I’m having lunch with Sheldon in a restaurant on Melrose. It’s noon and the restaurant is already crowded and quiet. Soft rock plays over a stereo system. Cool air drifts from three large slowly spinning silver fans hooked to the ceiling. Sheldon sips Perrier and I wait for his response. He sets down the large iced glass and looks out the window and actually stares at a palm tree, which I find momentarily distressing.
“Sheldon?” I say.
“Two weeks?” he asks.
“I’ll take one if that’s all you can get me.” I’m looking at my plate: a huge, uneaten Caesar salad.
“What is this week for? Where are you going?” Sheldon seems actually concerned.
“I want to go somewhere.” I shrug. “Just take some time off.”
“Where is somewhere? Jesus, Cheryl.”
“I don’t know where somewhere is, Sheldon.”
“Are you falling apart on me, baby?” Sheldon asks.
“What is this, Sheldon? What the f**k’s going on? Can you get me the week off or not?” I pick up a spoon, stab at the salad, lift lettuce to my mouth. It falls off, back onto the plate. I put the spoon down. Sheldon looks at me, so bewildered that I have to turn away.
“You know, um, I’ll try,” Sheldon says soothingly, still stunned. “You know I’d do anything for you.”
“You’ll try?” I ask, incredulous.
“You lack faith. That’s your problem,” Sheldon says. “You lack faith. And you haven’t joined a gym.”
“My agent is telling me that I lack faith?” I ask. “My life must really be a disaster.”
“You should work out.” Sheldon sighs. “I don’t lack faith, Sheldon. I just need to go to Las Cruces for a week.” I start to pick at the salad again, making sure Sheldon notices I’ve picked up a fork. “I used to work out,” I mutter. “I used to work out all the time.”
“I’ll see what I can do. I’ll talk to Jerry. And Jerry will talk to Evan. But you know what they say.” Sheldon sighs, looking out at the palm tree. “Can’t get water from the sun.”
“What the hell are you talking about?” I say, then, “Are you on dope or something, Sheldon?”
The check comes and Sheldon pulls out his wallet and then a credit card.
“You still living with that pretty boy?” he asks with what sounds like definite disdain.

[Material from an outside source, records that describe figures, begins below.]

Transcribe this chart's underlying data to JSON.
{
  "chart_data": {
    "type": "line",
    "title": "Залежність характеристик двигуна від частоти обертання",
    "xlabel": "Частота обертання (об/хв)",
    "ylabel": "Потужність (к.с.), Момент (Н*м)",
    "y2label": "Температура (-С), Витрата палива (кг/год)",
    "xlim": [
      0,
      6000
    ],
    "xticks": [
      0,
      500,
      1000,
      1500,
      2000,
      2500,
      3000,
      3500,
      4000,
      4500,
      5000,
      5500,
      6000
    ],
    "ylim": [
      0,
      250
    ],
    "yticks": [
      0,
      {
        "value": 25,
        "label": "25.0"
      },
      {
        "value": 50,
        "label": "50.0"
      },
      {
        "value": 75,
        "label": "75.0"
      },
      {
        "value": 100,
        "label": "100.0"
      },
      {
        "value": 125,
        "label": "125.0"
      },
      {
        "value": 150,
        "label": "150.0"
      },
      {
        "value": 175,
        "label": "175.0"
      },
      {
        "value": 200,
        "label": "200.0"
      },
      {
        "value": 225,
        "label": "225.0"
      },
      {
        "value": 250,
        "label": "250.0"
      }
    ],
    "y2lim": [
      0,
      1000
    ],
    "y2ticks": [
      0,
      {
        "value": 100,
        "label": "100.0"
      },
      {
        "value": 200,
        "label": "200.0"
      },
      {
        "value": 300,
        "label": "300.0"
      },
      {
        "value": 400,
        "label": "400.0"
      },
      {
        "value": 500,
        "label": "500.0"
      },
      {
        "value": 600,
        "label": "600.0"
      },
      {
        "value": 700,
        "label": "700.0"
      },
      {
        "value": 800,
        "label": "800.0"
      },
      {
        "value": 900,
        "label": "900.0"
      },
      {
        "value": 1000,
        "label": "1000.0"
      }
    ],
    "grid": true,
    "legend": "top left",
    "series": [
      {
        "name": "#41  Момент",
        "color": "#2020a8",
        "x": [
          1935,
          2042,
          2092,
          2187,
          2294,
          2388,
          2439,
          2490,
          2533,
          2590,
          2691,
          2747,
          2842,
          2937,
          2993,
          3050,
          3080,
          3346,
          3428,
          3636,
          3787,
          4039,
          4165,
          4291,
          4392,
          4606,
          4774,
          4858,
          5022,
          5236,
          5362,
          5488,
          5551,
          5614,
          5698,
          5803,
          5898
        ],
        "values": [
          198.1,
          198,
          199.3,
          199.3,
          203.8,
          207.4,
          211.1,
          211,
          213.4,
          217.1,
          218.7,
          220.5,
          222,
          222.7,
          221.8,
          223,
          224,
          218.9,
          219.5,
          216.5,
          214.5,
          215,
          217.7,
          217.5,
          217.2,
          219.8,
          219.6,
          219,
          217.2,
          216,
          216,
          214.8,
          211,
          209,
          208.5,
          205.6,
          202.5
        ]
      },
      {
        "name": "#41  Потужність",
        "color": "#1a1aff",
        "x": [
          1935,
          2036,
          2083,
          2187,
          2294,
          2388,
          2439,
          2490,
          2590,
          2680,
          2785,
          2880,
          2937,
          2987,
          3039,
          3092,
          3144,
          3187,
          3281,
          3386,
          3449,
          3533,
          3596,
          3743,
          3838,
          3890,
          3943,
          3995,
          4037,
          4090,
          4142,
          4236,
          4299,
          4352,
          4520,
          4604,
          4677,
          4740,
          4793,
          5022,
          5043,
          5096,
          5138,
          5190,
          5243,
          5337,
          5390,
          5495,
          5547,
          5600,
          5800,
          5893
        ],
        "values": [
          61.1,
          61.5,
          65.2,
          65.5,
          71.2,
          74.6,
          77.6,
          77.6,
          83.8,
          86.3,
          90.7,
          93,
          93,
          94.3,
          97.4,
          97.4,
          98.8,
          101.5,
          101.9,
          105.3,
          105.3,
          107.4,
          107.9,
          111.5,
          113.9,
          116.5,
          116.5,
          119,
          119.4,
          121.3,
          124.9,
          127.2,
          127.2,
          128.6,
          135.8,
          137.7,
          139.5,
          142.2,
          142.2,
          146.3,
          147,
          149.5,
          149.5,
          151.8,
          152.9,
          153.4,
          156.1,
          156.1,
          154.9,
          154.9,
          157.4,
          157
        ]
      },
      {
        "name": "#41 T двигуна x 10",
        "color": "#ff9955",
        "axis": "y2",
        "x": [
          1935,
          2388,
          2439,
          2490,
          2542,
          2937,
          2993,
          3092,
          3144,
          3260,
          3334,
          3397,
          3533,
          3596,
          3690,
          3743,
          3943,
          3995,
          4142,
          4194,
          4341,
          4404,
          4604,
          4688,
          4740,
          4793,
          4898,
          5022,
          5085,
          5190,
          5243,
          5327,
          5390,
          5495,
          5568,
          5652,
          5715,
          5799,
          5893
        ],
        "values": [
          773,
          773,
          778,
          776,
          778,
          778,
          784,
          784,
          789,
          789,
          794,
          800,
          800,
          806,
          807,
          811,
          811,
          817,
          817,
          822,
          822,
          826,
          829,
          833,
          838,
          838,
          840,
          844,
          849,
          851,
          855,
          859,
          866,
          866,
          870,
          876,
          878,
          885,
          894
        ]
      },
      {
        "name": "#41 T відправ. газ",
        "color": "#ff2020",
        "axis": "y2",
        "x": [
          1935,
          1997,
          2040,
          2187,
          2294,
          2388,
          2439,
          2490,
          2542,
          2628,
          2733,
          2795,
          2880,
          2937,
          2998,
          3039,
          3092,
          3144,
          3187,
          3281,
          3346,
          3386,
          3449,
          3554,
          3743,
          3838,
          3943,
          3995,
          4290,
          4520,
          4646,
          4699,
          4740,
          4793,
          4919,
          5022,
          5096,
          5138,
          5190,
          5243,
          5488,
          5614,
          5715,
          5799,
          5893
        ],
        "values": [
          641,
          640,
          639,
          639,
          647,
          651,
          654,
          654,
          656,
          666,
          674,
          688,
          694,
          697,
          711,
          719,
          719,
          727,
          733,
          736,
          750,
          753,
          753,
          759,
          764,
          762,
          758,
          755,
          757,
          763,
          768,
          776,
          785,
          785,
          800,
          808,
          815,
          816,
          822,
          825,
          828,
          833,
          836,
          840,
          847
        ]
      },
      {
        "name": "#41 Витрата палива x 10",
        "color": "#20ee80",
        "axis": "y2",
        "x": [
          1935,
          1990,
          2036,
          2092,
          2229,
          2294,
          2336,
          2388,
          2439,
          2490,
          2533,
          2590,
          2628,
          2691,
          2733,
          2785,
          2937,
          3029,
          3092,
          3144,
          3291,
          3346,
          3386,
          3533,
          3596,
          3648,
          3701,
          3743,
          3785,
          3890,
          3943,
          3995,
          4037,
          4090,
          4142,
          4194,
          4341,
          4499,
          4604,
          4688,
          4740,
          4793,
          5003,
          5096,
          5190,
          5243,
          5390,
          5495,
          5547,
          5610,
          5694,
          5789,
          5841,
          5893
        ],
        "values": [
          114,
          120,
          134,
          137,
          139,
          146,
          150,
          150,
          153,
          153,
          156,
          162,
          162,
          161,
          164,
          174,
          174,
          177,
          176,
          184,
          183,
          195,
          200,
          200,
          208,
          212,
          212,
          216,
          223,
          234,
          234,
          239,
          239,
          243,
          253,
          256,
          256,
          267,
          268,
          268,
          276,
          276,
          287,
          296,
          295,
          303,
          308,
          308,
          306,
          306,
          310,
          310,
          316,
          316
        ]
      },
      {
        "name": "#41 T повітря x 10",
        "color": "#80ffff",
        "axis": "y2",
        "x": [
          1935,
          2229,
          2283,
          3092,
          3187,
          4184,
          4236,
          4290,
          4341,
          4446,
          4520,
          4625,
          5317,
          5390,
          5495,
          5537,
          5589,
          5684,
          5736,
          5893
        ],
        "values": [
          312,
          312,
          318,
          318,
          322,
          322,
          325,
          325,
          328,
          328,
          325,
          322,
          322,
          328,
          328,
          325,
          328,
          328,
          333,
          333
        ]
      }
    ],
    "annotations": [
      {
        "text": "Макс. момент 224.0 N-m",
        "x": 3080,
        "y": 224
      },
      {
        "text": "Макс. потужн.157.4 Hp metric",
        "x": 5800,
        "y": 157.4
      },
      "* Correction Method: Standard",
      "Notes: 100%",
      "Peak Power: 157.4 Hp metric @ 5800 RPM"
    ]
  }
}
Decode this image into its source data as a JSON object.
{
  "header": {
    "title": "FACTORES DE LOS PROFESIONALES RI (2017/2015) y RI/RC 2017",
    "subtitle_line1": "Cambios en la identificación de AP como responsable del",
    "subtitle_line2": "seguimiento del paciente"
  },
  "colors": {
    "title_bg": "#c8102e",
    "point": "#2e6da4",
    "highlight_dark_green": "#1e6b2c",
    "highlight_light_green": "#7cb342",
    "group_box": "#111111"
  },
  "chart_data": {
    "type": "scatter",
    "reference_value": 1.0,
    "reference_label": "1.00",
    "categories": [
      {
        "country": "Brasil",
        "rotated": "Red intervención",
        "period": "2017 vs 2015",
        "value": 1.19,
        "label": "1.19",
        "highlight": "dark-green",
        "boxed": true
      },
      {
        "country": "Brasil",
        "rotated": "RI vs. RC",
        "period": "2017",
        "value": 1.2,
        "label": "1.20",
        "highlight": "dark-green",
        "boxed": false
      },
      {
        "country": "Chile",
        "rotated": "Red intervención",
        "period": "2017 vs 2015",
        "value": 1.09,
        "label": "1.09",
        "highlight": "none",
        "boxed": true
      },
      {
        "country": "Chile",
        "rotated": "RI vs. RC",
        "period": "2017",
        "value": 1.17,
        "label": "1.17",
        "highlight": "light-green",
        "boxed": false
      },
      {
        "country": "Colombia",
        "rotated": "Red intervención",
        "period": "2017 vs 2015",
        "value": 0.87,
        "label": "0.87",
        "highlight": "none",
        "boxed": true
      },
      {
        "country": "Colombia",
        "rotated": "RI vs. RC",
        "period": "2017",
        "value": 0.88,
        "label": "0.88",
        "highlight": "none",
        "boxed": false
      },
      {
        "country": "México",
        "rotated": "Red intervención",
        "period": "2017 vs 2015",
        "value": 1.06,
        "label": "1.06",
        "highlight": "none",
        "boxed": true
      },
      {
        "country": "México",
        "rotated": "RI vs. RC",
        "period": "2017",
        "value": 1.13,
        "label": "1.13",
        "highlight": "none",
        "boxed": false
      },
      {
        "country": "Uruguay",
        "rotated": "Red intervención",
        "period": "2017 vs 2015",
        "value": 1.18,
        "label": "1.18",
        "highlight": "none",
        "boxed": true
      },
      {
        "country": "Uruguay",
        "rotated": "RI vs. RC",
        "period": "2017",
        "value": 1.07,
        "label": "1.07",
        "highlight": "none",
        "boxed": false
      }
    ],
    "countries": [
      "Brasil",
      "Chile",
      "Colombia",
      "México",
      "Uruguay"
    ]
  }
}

“I like him, Sheldon,” I say and then, with less confidence, “He likes me.”
“I’m sure. I’m sure he does, Cheryl,” Sheldon says. “You didn’t want dessert, did you?”
I shake my head, tempted, finally, to eat the rest of the unfinished salad, but the waiter comes and takes the plate away. Everyone in the restaurant, it feels, recognizes me.
“Turn that frown upside down,” Sheldon says. He’s putting his wallet back in his pocket.
“What would that get me—an upside-down frown, what?” From the way Sheldon is looking at me, I try to smile and put my napkin on the table, mimicking a normal person.
“Your phone has been, um, busy lately,” Sheldon mentions softly.
“You can get hold of me at the station,” I say. “It doesn’t mean anything.”
“Talk to William lately?”
“I don’t think I want to talk to William.”